Lo hanno elevato a livello di idolo e lo hanno posto in un tabernacolo, ma lui, il mercato, non perde occasione per farsi beffa dei suoi adulatori. L’ultima opportunità gli è stata offerta da Telecom, un’impresa che fino al 1997 era nelle mani del pubblico e godeva di ottima salute. Poi, per rispondere al diktat liberista, che aveva colonizzato tutte le teste compresa quella di D’Alema che nel 1997 era presidente del Consiglio, venne offerta in sacrificio al grande dio mercato. Così, un bene comune costruito con le tasse di generazioni di italiani, deputato a svolgere un servizio di primaria importanza, veniva ceduto a chi è solo a caccia di profitti, spesso non attraverso la via maestra della produzione e la vendita, ma tramite i trucchi e i trucchetti della speculazione. Ed ecco lo scandalo Telecom aggiungersi allo scandalo Parmalat e allo scandalo Cirio, tutte imprese finite nel tritacarne dei debiti. Ma come tutti sanno, Telecom si è trovata anche al centro di altri due scandali. Da una parte quello sulle intercettazioni. Dall’altra quello dei conti esteri che, secondo l’accusa, venivano usati per gestire operazioni speculative secondo un sistema tutto particolare. Se portavano guadagni venivano iscritte nei conti personali degli amministratori. Se portavano perdite venivano registrate sul conto di Telecom. Se vivessimo in un Paese civile ce ne sarebbe abbastanza per dire che la prova è andata male. Che il bene è requisito e torna nelle mani del pubblico. Invece il 28 settembre Prodi si è presentato alla Camera per confermare la sua fedeltà al dio mercato, affermando che “non avremo uno Stato proprietario”.

Sappiamo che il liberismo ha attecchito anche grazie allo sfacelo dei regimi socialisti. Un evento che ha fatto vergognare come ladri i dirigenti della sinistra e li ha indotti, per reazione, a diventare i più strenui sostenitori del mercato. Ma non possiamo continuare all’infinito a strisciare per terra per la vergogna degli errori dei padri ed è arrivato il momento di riaprire un dibattito serio sul ruolo del mercato e del pubblico. La posizione dei liberisti è nota: il pubblico si deve occupare del meno possibile e quando se ne occupa deve avvalersi della collaborazione delle imprese private. Non a caso perfino l’attività militare è in parte delegata ai mercenari. Ma noi dobbiamo avere il coraggio di dire che il mercato può andare bene per ciò che non intacca la dignità delle persone: le collane, i costumi da bagno, i profumi, le automobili. In una parola può andare bene per i desideri, ma non per i diritti. Questo è il discrimine fra mercato ed economia pubblica.
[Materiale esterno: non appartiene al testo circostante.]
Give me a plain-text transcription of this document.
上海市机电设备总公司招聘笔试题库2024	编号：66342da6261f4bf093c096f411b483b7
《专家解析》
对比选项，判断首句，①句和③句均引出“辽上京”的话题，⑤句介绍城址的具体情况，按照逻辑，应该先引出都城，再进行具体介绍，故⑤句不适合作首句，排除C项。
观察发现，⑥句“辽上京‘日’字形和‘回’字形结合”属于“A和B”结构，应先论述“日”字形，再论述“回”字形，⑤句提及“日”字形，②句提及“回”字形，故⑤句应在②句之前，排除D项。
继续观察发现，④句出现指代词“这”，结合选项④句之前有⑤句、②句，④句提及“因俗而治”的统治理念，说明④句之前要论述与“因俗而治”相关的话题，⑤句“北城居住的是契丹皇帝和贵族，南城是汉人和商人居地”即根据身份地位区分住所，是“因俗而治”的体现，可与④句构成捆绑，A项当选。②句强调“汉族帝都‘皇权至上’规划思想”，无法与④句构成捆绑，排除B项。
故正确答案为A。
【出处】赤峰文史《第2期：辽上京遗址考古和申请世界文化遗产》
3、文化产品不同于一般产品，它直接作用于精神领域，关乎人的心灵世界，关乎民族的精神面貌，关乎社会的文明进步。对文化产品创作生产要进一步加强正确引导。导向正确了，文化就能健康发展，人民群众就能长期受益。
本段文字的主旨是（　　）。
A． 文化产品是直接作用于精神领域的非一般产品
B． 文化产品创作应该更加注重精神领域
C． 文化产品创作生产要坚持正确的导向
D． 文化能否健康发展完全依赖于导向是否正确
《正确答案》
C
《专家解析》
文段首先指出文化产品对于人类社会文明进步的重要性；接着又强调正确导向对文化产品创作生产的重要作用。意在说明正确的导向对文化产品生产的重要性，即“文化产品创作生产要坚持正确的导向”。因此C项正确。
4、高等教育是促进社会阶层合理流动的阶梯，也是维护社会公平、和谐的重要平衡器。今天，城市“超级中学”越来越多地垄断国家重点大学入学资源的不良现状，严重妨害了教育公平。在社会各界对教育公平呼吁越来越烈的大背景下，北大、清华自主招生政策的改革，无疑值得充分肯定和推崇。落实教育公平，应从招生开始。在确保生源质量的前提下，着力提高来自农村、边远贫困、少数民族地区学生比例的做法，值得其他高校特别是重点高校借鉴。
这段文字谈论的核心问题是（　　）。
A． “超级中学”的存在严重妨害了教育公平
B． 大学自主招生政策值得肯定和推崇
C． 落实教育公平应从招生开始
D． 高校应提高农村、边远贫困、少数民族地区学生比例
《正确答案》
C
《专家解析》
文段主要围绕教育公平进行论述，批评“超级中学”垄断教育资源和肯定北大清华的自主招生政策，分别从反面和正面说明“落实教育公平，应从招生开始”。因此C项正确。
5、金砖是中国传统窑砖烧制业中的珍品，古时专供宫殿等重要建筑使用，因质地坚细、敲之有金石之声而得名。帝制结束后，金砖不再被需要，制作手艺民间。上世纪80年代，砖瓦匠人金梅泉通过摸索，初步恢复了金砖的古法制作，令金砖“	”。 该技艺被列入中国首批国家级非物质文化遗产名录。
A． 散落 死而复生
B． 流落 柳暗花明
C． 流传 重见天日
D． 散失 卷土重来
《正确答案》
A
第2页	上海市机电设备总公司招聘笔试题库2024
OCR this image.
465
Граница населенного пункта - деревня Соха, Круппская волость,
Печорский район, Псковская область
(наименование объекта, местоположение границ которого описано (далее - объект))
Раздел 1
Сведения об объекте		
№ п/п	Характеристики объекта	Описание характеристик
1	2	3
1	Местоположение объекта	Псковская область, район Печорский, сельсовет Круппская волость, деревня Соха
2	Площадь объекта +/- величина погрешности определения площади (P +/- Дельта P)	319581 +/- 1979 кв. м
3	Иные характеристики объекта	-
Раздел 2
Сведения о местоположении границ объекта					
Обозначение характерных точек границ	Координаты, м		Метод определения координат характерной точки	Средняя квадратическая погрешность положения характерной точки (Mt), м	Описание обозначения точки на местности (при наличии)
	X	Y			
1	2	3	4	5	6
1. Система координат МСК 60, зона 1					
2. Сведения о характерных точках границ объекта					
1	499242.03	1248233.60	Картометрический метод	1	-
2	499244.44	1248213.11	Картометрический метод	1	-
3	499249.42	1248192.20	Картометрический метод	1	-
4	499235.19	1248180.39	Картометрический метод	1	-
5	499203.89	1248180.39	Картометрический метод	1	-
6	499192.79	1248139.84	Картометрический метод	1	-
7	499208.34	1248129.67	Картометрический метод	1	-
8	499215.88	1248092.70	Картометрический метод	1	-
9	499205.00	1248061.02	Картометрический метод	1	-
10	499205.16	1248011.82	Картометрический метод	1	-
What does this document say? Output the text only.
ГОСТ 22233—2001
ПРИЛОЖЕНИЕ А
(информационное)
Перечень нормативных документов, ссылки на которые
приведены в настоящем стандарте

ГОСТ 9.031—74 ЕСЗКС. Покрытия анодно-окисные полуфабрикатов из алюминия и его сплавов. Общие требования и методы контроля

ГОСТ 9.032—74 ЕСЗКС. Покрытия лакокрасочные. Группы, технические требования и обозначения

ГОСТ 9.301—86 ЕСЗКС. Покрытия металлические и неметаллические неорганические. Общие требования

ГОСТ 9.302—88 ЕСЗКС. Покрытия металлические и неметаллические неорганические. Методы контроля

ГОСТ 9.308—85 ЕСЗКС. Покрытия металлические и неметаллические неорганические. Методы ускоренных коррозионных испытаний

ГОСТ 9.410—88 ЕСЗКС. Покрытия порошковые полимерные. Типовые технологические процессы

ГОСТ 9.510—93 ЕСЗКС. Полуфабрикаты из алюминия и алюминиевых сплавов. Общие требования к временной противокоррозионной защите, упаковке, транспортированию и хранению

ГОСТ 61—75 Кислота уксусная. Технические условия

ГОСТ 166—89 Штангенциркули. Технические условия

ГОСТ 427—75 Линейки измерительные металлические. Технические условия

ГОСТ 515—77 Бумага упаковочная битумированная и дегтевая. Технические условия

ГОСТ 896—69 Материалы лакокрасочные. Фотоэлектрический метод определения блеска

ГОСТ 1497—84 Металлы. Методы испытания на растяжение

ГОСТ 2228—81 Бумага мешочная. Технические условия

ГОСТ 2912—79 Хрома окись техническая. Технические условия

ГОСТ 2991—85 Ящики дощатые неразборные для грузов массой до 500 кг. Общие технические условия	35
I diritti non sono optional legati al censo, all’età o al sesso. La salute, l’istruzione, l’alloggio, i trasporti, ma anche le quote vitali di acqua, cibo, energia, vestiario, spettano a tutti, ricchi e poveri, giovani e vecchi, uomini e donne, bianchi e neri. I diritti sono la nostra seconda pelle. Ci appartengono come il nostro nome e cognome. Ci spettano per il fatto stesso di esistere. Nasciamo col diritto a vivere, nutrirci, coprirci, curarci, istruirci, muoverci, comunicare. Proprio perché non dipendono dalla nostra ricchezza, non appartengono al mercato.

Il mercato è una grande macchina che soddisfa anche le voglie più bizzarre, ma a una condizione: che abbiate in tasca i soldi per pagare. Chi ha denaro da spendere è il grande benvenuto. Chi non ne ha è il grande rifiutato. Per questo dobbiamo gridare a gran voce che i diritti appartengono alla comunità che deve farsene carico attraverso un patto di solidarietà collettiva.

Il pubblico, la parola stessa lo dice, deve occuparsi di ciò che è di tutti ed oltre ai diritti deve occuparsi dei beni comuni: l’acqua, l’aria, i boschi, i fiumi, i mari. Li deve difendere con leggi severe affinché nessuno li deturpi. Li deve curare con servizi adeguati affinché siano salvaguardati. Li deve gestire con equità e giustizia affinché tutti ne possano godere.

Allora scrolliamoci di dosso i complessi di inferiorità e torniamo a riaffermare il primato dell’economia pubblica come l’economia di tutti. Riccardo Petrella ci ha ricordato che repubblica viene da res publica, che vuol dire la cosa pubblica. Allora non abbiamo molto da inventarci. Dobbiamo solo prendere le parole sul serio.